Ele tinha vinte e dois anos quando pisou na Europa pela primeira vez. Portugal de Salazar. Ficou assustado com o número de mulheres vestindo preto nas ruas e com a dificuldade de entender o que as pessoas diziam. Comeu pastéis de Belém e uma bacalhoada à Gomes de Sá que nunca esqueceu. Tomou uma taça de vinho e fechou a conta na pensão da Dona Stella.

 

Pegou o trem e viajou mais de trinta horas até chegar à Gare de Austerlitz, em Paris, e encontrar uma amiga que o esperava com uma rosa vermelha na mão. Foi ser hóspede dela no coração do Quartier Latin, num quarto no sétimo andar do número 4 da Rue Paillet. Sem banho.

Sem saber falar uma palavra de francês, entendendo apenas o merci beaucoup e o hulalá, foi à luta e o primeiro emprego foi para limpar as escadarias do prédio da Sociedade de Engenheiros, em frente a Igreja de Saint Germain-des-Près.

Mudou-se para o 11ème, bairro comunista, um apezinho maior onde hospedou umas duas dúzias de bichos grilos que chegavam do Brasil em busca de dias melhores.

Estudou no Institut Français de Presse e acabou virando jornalista e jornaleiro. Entrevistava exilados para a imprensa alternativa e vendia os jornais na Livraria Portuguesa, Rue des Écoles.

Comia nos bandejões dos restaurantes universitários e, no domingo, costumava fazer comida em casa. Arroz Uncle Bens com carne moída e milho era o seu prato predileto.

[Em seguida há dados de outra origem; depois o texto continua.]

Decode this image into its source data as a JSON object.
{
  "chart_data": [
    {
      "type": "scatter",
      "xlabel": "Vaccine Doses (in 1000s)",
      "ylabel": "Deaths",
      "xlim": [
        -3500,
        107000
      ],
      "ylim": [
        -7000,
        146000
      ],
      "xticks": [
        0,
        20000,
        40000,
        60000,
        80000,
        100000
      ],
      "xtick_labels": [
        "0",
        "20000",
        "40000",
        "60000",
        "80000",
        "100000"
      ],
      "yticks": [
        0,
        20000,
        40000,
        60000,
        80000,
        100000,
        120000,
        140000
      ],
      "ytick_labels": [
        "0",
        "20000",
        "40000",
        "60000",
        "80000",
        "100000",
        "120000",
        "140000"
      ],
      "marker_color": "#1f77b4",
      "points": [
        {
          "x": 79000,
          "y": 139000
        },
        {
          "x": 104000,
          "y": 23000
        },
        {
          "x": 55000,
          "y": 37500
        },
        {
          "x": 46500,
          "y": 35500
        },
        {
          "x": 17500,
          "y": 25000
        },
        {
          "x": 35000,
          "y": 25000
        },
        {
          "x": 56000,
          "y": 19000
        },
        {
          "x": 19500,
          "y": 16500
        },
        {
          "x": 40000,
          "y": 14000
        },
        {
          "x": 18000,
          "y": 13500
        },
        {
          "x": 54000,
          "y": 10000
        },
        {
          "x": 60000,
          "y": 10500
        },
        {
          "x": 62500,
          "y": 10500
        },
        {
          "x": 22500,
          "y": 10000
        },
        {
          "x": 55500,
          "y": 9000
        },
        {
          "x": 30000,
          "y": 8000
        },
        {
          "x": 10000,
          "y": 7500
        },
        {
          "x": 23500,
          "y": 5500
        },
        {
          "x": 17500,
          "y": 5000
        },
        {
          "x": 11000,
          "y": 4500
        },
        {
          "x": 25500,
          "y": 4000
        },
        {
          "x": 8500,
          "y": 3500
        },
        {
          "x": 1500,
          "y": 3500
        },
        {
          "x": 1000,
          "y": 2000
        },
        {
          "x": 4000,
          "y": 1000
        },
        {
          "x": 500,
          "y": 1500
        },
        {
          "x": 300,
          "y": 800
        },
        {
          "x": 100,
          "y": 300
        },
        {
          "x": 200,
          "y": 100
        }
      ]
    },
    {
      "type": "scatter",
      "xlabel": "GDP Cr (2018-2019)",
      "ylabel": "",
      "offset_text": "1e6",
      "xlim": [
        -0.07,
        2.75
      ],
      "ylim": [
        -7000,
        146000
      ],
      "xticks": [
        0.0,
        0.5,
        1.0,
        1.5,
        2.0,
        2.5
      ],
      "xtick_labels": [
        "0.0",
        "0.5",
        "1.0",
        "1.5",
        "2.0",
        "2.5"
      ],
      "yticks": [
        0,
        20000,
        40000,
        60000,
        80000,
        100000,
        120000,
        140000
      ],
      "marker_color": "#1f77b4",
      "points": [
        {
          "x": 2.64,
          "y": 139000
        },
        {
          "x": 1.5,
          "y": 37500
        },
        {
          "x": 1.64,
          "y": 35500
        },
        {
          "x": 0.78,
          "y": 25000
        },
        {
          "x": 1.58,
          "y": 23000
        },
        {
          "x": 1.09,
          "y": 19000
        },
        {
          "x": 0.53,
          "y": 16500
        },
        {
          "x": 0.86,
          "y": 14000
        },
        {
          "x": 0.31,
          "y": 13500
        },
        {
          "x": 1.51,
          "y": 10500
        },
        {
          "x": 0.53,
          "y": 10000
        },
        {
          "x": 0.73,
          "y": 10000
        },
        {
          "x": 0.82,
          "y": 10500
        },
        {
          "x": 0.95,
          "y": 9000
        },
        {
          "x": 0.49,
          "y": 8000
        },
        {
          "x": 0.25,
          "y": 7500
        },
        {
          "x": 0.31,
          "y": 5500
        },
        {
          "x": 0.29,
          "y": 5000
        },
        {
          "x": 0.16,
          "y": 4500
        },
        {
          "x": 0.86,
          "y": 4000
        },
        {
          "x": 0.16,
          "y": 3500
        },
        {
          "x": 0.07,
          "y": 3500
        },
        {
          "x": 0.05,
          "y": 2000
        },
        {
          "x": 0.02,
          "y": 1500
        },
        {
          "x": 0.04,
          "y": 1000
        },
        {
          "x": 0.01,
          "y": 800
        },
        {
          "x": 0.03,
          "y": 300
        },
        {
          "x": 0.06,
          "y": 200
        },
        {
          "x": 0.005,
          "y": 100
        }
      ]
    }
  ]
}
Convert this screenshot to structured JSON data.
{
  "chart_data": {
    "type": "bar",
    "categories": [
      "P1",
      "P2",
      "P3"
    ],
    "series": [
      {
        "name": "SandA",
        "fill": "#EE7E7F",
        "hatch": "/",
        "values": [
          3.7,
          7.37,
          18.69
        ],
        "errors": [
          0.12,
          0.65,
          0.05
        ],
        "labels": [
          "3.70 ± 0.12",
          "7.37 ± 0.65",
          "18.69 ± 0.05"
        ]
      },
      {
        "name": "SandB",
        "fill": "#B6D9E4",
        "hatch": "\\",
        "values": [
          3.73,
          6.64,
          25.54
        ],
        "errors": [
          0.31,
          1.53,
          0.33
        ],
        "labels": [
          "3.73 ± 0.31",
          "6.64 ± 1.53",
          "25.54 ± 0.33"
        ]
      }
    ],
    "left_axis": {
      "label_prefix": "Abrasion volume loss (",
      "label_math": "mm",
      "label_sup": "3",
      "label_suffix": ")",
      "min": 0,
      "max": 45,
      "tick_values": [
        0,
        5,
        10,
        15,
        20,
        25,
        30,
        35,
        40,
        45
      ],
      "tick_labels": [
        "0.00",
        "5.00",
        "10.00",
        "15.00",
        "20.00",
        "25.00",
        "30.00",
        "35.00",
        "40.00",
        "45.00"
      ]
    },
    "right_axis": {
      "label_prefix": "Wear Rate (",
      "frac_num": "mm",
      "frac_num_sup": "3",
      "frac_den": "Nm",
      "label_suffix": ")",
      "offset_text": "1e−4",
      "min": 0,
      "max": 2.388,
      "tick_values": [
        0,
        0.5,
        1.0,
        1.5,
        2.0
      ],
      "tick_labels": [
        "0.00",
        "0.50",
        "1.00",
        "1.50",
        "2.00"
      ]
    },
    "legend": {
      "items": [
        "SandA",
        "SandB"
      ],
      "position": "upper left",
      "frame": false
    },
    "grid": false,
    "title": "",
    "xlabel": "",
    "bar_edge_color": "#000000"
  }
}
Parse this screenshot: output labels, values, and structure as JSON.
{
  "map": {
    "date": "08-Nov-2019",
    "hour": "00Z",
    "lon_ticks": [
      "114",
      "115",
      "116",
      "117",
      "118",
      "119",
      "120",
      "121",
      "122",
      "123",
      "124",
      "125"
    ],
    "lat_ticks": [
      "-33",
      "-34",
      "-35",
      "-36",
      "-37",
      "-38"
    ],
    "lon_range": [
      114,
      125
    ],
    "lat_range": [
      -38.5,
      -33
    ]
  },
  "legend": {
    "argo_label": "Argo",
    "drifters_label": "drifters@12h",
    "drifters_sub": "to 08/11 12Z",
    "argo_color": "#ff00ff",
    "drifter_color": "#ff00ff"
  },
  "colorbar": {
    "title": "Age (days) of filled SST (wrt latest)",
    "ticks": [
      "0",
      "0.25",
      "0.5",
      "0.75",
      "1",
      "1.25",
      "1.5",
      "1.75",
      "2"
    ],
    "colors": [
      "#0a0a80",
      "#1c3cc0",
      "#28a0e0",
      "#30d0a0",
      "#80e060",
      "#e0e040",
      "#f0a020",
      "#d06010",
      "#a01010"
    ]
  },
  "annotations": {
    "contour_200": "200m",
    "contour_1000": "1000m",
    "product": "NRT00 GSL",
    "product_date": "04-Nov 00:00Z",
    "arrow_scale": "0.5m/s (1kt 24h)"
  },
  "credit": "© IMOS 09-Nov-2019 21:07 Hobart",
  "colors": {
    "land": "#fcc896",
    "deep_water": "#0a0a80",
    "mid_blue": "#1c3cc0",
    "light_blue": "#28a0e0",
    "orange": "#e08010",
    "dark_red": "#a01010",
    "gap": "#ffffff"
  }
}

Mordeu um pedaço de queijo de cabra, sem saber que se comia com pão.

Aprendeu a arrumar a casa bem arrumada, a lavar roupa bem lavada e a passar roupa bem passada.

Viu coisas inacreditáveis, como um dos bichos grilo cair no Sena de madrugada em pleno inverno e um cearense que insistiu em fazer uma farofa com pó de serragem, jurando que ia dar certo.

Construiu estradas, cuidou de crianças, distribuiu panfletos no Boul’Mich, descascou batatas na cozinha de um restaurante de estudantes até um dia ser promovido a Caixa.

Correu mundo, correu perigo. Foi ao Líbano por terra cortando toda a Europa. Chegou na fronteira de Israel numa época de guerra. Viu Mirages no céu do Oriente Médio fazendo um barulho ensurdecedor.

Dormiu na rua em Atenas, quase morreu de frio em Amsterdã, passou seis horas para conseguir entrar na Bulgária e foi de carona assistir o Grande Prêmio da Bélgica.

Teve dois filhos e a coragem de fazer o parto na clínica do Doutor Frederick Leboyer.

Escreveu poemas que foram publicados no Suplemento Literário do Minas Gerais, na revista Escrita e na Inéditos.

Chorou ao ouvir pela primeira vez Gilberto Gil cantando Não Chore Mais, numa fita K-7 laranja da Basf.

Uma década depois, pegou o avião de volta e desceu no Aeroporto do Galeão, numa terça-feira de carnaval.